Kemal Demirci, The Cardboard Lion: The Last Years of the Ottoman Empire

[1] IOTL, this battle happened at Erzerum, but it went pretty much the same way.
[2] IOTL, the siege of Baghdad was brought to a halt by an outbreak of cholera, and Dawud Pasha got to live somewhat longer.
[3] IOTL he died in 1816. Here he is governing the Hejaz, officially on behalf of the Sublime Porte but really on behalf of Dad.
Some Operas
Before the next big update, which I don't want to be on the bottom of the page, let's have some foreshadowing: the Operas of J.F.F. Green.

Compared to OTL's Verdi, "Jeff" Green composed more symphonies, concertos and various other instrumental pieces and fewer operas.
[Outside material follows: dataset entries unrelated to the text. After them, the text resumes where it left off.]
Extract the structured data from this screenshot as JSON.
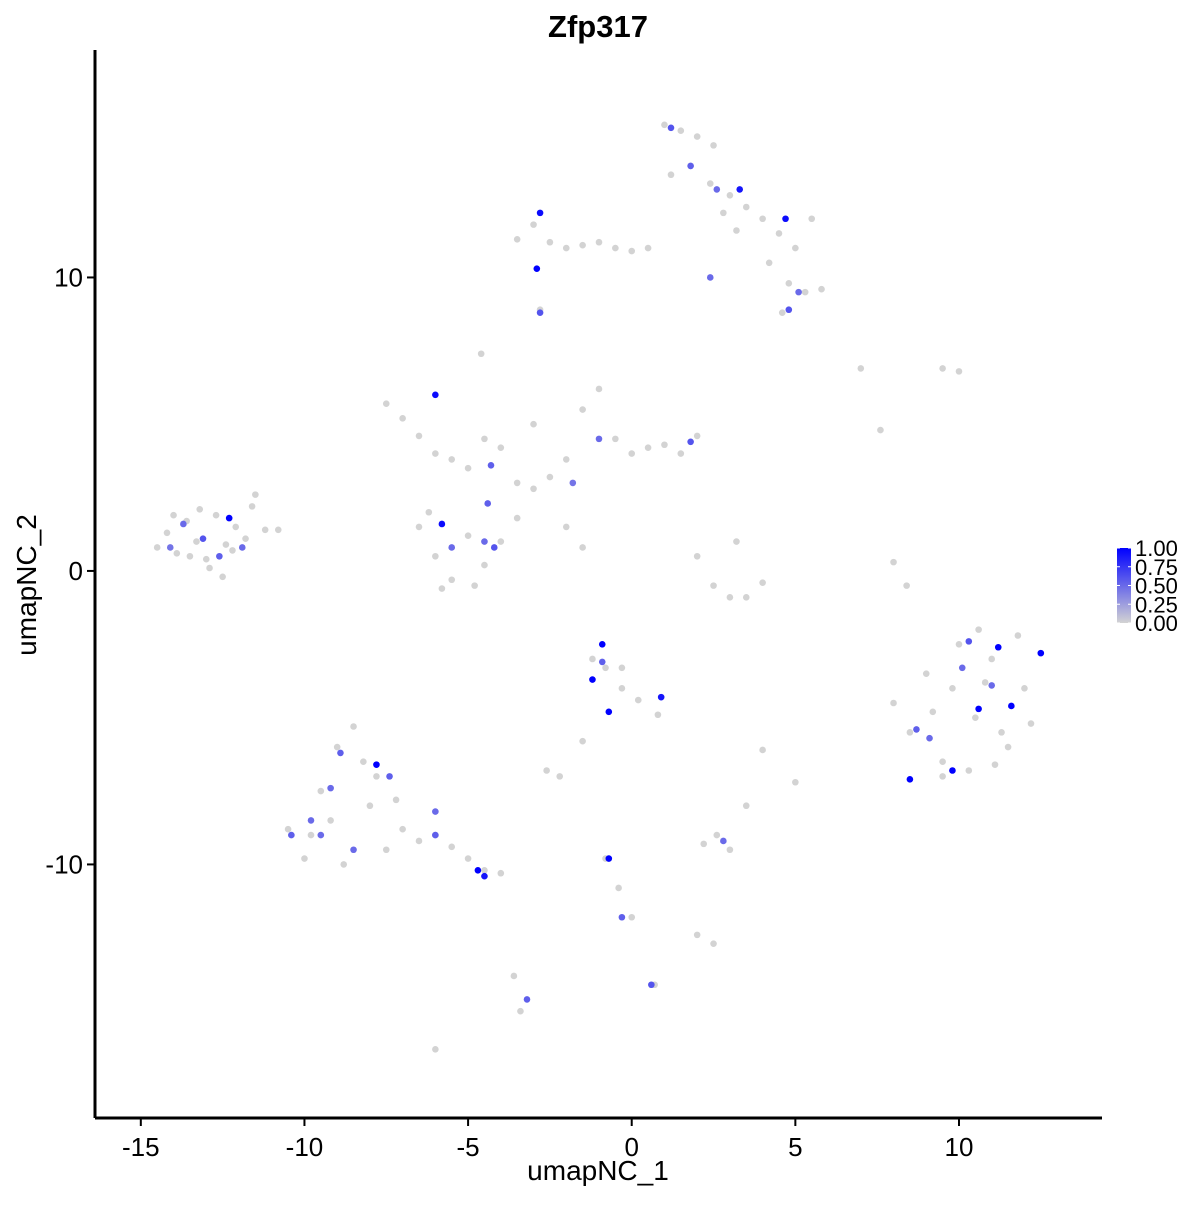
{
  "chart_data": {
    "type": "scatter",
    "title": "Zfp317",
    "x_label": "umapNC_1",
    "y_label": "umapNC_2",
    "xlim": [
      -16.4,
      14.37
    ],
    "ylim": [
      -18.64,
      17.75
    ],
    "xticks": [
      -15,
      -10,
      -5,
      0,
      5,
      10
    ],
    "yticks": [
      -10,
      0,
      10
    ],
    "color_low": "#d3d3d3",
    "color_high": "#0000ff",
    "colorbar_lim": [
      0,
      1
    ],
    "colorbar_ticks": [
      {
        "value": 0,
        "label": "0.00"
      },
      {
        "value": 0.25,
        "label": "0.25"
      },
      {
        "value": 0.5,
        "label": "0.50"
      },
      {
        "value": 0.75,
        "label": "0.75"
      },
      {
        "value": 1,
        "label": "1.00"
      }
    ],
    "x": [
      -14.5,
      -14.2,
      -13.9,
      -13.6,
      -13.3,
      -13.0,
      -12.7,
      -12.4,
      -12.1,
      -11.8,
      -11.5,
      -11.2,
      -10.8,
      -14.0,
      -13.5,
      -12.9,
      -12.2,
      -11.6,
      -13.2,
      -12.5,
      1.0,
      1.5,
      2.0,
      2.5,
      1.2,
      1.8,
      2.4,
      3.0,
      3.5,
      4.0,
      4.5,
      5.0,
      5.5,
      4.2,
      4.8,
      5.3,
      5.8,
      4.6,
      3.2,
      2.8,
      -3.5,
      -3.0,
      -2.5,
      -2.0,
      -1.5,
      -1.0,
      -0.5,
      0.0,
      0.5,
      -2.8,
      -7.5,
      -7.0,
      -6.5,
      -6.0,
      -5.5,
      -5.0,
      -4.5,
      -4.0,
      -3.5,
      -3.0,
      -2.5,
      -2.0,
      -1.5,
      -1.0,
      -0.5,
      0.0,
      0.5,
      1.0,
      1.5,
      2.0,
      -6.5,
      -6.0,
      -5.5,
      -5.0,
      -4.5,
      -4.0,
      -3.5,
      -5.8,
      -4.8,
      -6.2,
      -4.6,
      -3.0,
      -2.0,
      -1.5,
      2.0,
      2.5,
      3.0,
      3.5,
      4.0,
      3.2,
      8.0,
      8.5,
      9.0,
      9.5,
      10.0,
      10.5,
      11.0,
      11.5,
      12.0,
      12.5,
      9.2,
      9.8,
      10.3,
      10.8,
      11.3,
      11.8,
      9.5,
      10.6,
      11.1,
      12.2,
      -10.5,
      -10.0,
      -9.5,
      -9.0,
      -8.5,
      -8.0,
      -7.5,
      -7.0,
      -6.5,
      -6.0,
      -5.5,
      -5.0,
      -4.5,
      -4.0,
      -9.2,
      -8.2,
      -7.8,
      -8.8,
      -9.8,
      -7.2,
      -1.2,
      -0.8,
      -0.3,
      0.2,
      0.8,
      -2.6,
      -2.2,
      2.2,
      2.6,
      3.0,
      2.0,
      2.5,
      -3.6,
      -3.4,
      -0.8,
      -0.4,
      0.0,
      5.0,
      8.4,
      8.0,
      7.0,
      9.5,
      10.0,
      7.6,
      -0.3,
      -1.5,
      3.5,
      0.7,
      -6.0,
      4.0,
      -13.7,
      -13.1,
      -12.3,
      -11.9,
      -14.1,
      -12.6,
      1.2,
      1.8,
      2.6,
      3.3,
      4.7,
      4.8,
      5.1,
      2.4,
      -2.8,
      -2.9,
      -2.8,
      -6.0,
      -5.8,
      -4.3,
      -4.5,
      -4.4,
      -1.0,
      1.8,
      -5.5,
      -1.8,
      -4.2,
      10.3,
      11.2,
      12.5,
      10.6,
      11.6,
      9.8,
      8.5,
      8.7,
      11.0,
      10.1,
      9.1,
      -1.2,
      -0.9,
      -0.7,
      0.9,
      -0.9,
      -7.8,
      -8.9,
      -9.8,
      -10.4,
      -9.2,
      -7.4,
      -6.0,
      -4.7,
      -4.5,
      -6.0,
      -8.5,
      -9.5,
      -0.7,
      -0.3,
      0.6,
      2.8,
      -3.2
    ],
    "y": [
      0.8,
      1.3,
      0.6,
      1.7,
      1.0,
      0.4,
      1.9,
      0.9,
      1.5,
      1.1,
      2.6,
      1.4,
      1.4,
      1.9,
      0.5,
      0.1,
      0.7,
      2.2,
      2.1,
      -0.2,
      15.2,
      15.0,
      14.8,
      14.5,
      13.5,
      13.8,
      13.2,
      12.8,
      12.4,
      12.0,
      11.5,
      11.0,
      12.0,
      10.5,
      9.8,
      9.5,
      9.6,
      8.8,
      11.6,
      12.2,
      11.3,
      11.8,
      11.2,
      11.0,
      11.1,
      11.2,
      11.0,
      10.9,
      11.0,
      8.9,
      5.7,
      5.2,
      4.6,
      4.0,
      3.8,
      3.5,
      4.5,
      4.2,
      3.0,
      2.8,
      3.2,
      3.8,
      5.5,
      6.2,
      4.5,
      4.0,
      4.2,
      4.3,
      4.0,
      4.6,
      1.5,
      0.5,
      -0.3,
      1.2,
      0.2,
      1.0,
      1.8,
      -0.6,
      -0.5,
      2.0,
      7.4,
      5.0,
      1.5,
      0.8,
      0.5,
      -0.5,
      -0.9,
      -0.9,
      -0.4,
      1.0,
      -4.5,
      -5.5,
      -3.5,
      -6.5,
      -2.5,
      -5.0,
      -3.0,
      -6.0,
      -4.0,
      -2.8,
      -4.8,
      -4.0,
      -6.8,
      -3.8,
      -5.5,
      -2.2,
      -7.0,
      -2.0,
      -6.6,
      -5.2,
      -8.8,
      -9.8,
      -7.5,
      -6.0,
      -5.3,
      -8.0,
      -9.5,
      -8.8,
      -9.2,
      -9.0,
      -9.4,
      -9.8,
      -10.2,
      -10.3,
      -8.5,
      -6.5,
      -7.0,
      -10.0,
      -9.0,
      -7.8,
      -3.0,
      -3.3,
      -4.0,
      -4.4,
      -4.9,
      -6.8,
      -7.0,
      -9.3,
      -9.0,
      -9.5,
      -12.4,
      -12.7,
      -13.8,
      -15.0,
      -9.8,
      -10.8,
      -11.8,
      -7.2,
      -0.5,
      0.3,
      6.9,
      6.9,
      6.8,
      4.8,
      -3.3,
      -5.8,
      -8.0,
      -14.1,
      -16.3,
      -6.1,
      1.6,
      1.1,
      1.8,
      0.8,
      0.8,
      0.5,
      15.1,
      13.8,
      13.0,
      13.0,
      12.0,
      8.9,
      9.5,
      10.0,
      12.2,
      10.3,
      8.8,
      6.0,
      1.6,
      3.6,
      1.0,
      2.3,
      4.5,
      4.4,
      0.8,
      3.0,
      0.8,
      -2.4,
      -2.6,
      -2.8,
      -4.7,
      -4.6,
      -6.8,
      -7.1,
      -5.4,
      -3.9,
      -3.3,
      -5.7,
      -3.7,
      -2.5,
      -4.8,
      -4.3,
      -3.1,
      -6.6,
      -6.2,
      -8.5,
      -9.0,
      -7.4,
      -7.0,
      -8.2,
      -10.2,
      -10.4,
      -9.0,
      -9.5,
      -9.0,
      -9.8,
      -11.8,
      -14.1,
      -9.2,
      -14.6
    ],
    "values": [
      0,
      0,
      0,
      0,
      0,
      0,
      0,
      0,
      0,
      0,
      0,
      0,
      0,
      0,
      0,
      0,
      0,
      0,
      0,
      0,
      0,
      0,
      0,
      0,
      0,
      0,
      0,
      0,
      0,
      0,
      0,
      0,
      0,
      0,
      0,
      0,
      0,
      0,
      0,
      0,
      0,
      0,
      0,
      0,
      0,
      0,
      0,
      0,
      0,
      0,
      0,
      0,
      0,
      0,
      0,
      0,
      0,
      0,
      0,
      0,
      0,
      0,
      0,
      0,
      0,
      0,
      0,
      0,
      0,
      0,
      0,
      0,
      0,
      0,
      0,
      0,
      0,
      0,
      0,
      0,
      0,
      0,
      0,
      0,
      0,
      0,
      0,
      0,
      0,
      0,
      0,
      0,
      0,
      0,
      0,
      0,
      0,
      0,
      0,
      0,
      0,
      0,
      0,
      0,
      0,
      0,
      0,
      0,
      0,
      0,
      0,
      0,
      0,
      0,
      0,
      0,
      0,
      0,
      0,
      0,
      0,
      0,
      0,
      0,
      0,
      0,
      0,
      0,
      0,
      0,
      0,
      0,
      0,
      0,
      0,
      0,
      0,
      0,
      0,
      0,
      0,
      0,
      0,
      0,
      0,
      0,
      0,
      0,
      0,
      0,
      0,
      0,
      0,
      0,
      0,
      0,
      0,
      0,
      0,
      0,
      0.5,
      0.6,
      1.0,
      0.5,
      0.45,
      0.55,
      0.6,
      0.55,
      0.5,
      0.9,
      0.95,
      0.6,
      0.5,
      0.5,
      0.95,
      1.0,
      0.6,
      0.95,
      0.95,
      0.55,
      0.5,
      0.55,
      0.5,
      0.6,
      0.5,
      0.45,
      0.6,
      0.6,
      1.0,
      1.0,
      1.0,
      1.0,
      1.0,
      1.0,
      0.55,
      0.5,
      0.5,
      0.5,
      1.0,
      1.0,
      1.0,
      0.9,
      0.55,
      1.0,
      0.55,
      0.5,
      0.55,
      0.5,
      0.55,
      0.5,
      1.0,
      0.9,
      0.55,
      0.5,
      0.5,
      1.0,
      0.55,
      0.6,
      0.5,
      0.55
    ]
  }
}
But the fourteen operas he did compose are considered among the best in the world, and certainly the best operas ever written in English.

So, without further ado…

Green operas.png


...Poe is a librettist, now? One hopes one of those operas is an adaptation of Arthur Gordon Pym... :D

(Or, hell, something like his Politian!)

Shame that Victor Hugo probably doesn't write Le roi s'amuse ITTL; otherwise, we'd probably still get some form of Rigoletto from "Green".